Gli eventi di questi giorni nel mar dei Caraibi potrebbero
concludersi in un’autentica umiliazione per gli Stati Uniti, i quali
stanno vedendo emergere un elemento nuovo nella competizione strategica
in quello che è considerato da sempre il “giardino di casa” di
Washington. La frustrazione, assieme all’arroganza, americana a questo
proposito è trapelata tra l’altro dalle dichiarazioni del comandante
responsabile delle operazioni nel continente americano, ammiraglio Craig
Faller. Quest’ultimo ha condannato il comportamento dell’Iran perché
diretto a “conquistare vantaggi in una regione vicina [agli USA] a
discapito dei nostri interessi”.
Per quanto riguarda l’impotenza evidenziata finora davanti
all’iniziativa iraniana, la frustrazione a Washington è stata
inequivocabile nei giorni scorsi. Un editoriale del Wall Street Journal
era arrivato a chiedere apertamente un’azione militare per fermare le
petroliere dirette in Venezuela. Per il giornale di Rupert Murdoch,
l’inazione sarebbe infatti più rischiosa della possibile esplosione di
un conflitto armato, nonostante la più che dubbia legalità di
un’operazione da condursi in acque internazionali.
Il Washington Post di Jeff Bezos ha invece dato credito alle
congetture di quanti sostengono come l’Iran non stia fornendo solo
benzina, ma utilizzi le petroliere per portare in Venezuela materiale di
intelligence per installare una postazione nel paese latinoamericano da
cui intercettare comunicazioni “aeree” e “marine”. Il Post,
inoltre, ha evidenziato con irritazione come a uscire vincitrice dalla
violazione dell’embargo imposto al Venezuela sia soprattutto la Russia.

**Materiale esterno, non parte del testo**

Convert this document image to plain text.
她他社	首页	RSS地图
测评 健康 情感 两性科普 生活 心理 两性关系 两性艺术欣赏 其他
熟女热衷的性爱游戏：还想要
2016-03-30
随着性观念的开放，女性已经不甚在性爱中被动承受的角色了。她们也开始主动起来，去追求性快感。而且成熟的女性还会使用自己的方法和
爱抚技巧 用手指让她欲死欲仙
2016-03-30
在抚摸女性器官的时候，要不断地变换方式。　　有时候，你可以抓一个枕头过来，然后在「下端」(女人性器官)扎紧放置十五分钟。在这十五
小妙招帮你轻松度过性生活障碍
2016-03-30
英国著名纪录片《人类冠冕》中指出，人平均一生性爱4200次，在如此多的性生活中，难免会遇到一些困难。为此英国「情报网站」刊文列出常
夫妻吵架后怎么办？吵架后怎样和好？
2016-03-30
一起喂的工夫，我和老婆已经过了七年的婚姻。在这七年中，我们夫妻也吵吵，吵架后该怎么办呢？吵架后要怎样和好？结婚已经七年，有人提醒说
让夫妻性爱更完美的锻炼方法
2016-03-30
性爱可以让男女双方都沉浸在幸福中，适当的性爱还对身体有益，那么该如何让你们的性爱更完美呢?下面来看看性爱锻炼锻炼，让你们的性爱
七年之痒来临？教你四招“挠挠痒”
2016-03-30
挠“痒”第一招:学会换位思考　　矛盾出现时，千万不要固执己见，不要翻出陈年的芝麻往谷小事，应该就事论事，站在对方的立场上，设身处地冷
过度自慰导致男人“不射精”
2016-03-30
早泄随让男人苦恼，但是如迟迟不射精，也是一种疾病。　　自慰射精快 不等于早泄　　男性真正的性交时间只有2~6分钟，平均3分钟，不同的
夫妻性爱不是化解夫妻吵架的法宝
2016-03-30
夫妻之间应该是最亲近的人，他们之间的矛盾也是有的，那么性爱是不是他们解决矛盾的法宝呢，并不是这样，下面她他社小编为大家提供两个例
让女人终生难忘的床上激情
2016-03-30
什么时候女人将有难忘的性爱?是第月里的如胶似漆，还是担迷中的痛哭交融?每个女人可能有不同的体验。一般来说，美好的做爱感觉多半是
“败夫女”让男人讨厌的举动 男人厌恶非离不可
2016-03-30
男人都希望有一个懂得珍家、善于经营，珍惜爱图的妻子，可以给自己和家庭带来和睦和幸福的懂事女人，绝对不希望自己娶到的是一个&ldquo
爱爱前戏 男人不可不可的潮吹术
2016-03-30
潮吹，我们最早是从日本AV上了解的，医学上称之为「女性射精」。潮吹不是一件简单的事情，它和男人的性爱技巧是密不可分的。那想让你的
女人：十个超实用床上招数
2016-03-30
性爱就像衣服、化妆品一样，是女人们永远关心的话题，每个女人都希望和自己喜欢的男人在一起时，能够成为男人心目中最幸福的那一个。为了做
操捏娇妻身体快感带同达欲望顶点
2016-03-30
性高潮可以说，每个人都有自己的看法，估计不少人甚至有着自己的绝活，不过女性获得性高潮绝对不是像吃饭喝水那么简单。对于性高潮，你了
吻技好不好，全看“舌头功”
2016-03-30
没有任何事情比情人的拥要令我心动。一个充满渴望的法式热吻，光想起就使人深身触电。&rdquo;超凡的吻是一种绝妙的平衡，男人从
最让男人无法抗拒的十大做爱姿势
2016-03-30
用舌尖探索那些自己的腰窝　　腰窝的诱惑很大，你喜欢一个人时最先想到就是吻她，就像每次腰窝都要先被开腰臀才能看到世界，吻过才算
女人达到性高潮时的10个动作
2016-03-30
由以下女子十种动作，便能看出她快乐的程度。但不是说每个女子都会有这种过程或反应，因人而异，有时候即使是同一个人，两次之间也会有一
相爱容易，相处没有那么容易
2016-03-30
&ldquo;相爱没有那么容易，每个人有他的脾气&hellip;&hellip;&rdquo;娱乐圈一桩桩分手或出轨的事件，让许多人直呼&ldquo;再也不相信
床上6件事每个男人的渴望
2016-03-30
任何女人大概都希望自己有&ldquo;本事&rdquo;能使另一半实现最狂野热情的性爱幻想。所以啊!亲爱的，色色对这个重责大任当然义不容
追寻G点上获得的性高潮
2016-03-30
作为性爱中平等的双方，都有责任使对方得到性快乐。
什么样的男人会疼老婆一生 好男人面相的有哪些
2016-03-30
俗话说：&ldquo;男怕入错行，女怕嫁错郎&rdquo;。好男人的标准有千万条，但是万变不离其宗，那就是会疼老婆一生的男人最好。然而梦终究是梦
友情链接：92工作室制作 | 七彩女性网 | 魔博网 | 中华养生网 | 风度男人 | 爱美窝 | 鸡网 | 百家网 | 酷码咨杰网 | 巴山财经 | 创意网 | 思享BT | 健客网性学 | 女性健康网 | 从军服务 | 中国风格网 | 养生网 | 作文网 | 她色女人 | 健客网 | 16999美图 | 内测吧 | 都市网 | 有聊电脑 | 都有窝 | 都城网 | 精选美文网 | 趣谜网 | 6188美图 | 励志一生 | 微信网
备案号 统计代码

Per finire, l’imbarazzo americano è moltiplicato anche dal fatto che
la provocazione iraniana si colloca in un frangente segnato da una
relativa de-escalation dello scontro con Teheran, da cui proprio
l’amministrazione Trump sembra dover trarre i maggiori benefici.
Principalmente per ragioni elettorali, la Casa Bianca aveva acconsentito
tacitamente ad abbassare i toni e ad astenersi da iniziative minacciose
dirette contro la Repubblica Islamica, così da evitare un conflitto
rovinoso in Medio Oriente.
Il
convergere degli interessi dei due paesi nemici era apparso chiarissimo
in Iraq, dove recentemente si è insediato un nuovo primo ministro dopo
mesi di stallo politico grazie al via libera di Washington e Teheran. In
questa prospettiva andava inquadrata anche la decisione USA di ritirare
una parte del proprio contingente militare dall’Arabia Saudita, ovvero
il principale rivale strategico dell’Iran in Medio Oriente dopo Israele.
Un riesplodere delle tensioni in America Latina riporterebbe perciò
all’ordine del giorno l’ipotesi di uno scontro armato tra USA e Iran,
con i rischi già ricordati per le prospettive di rielezione di Trump,
per non parlare dei contraccolpi economici. Le intenzioni americane
potranno essere comunque verificate meglio nei prossimi giorni, quando
sulle coste del Venezuela dovrebbero attraccare le tre petroliere
iraniane ancora in navigazione nell’oceano Atlantico.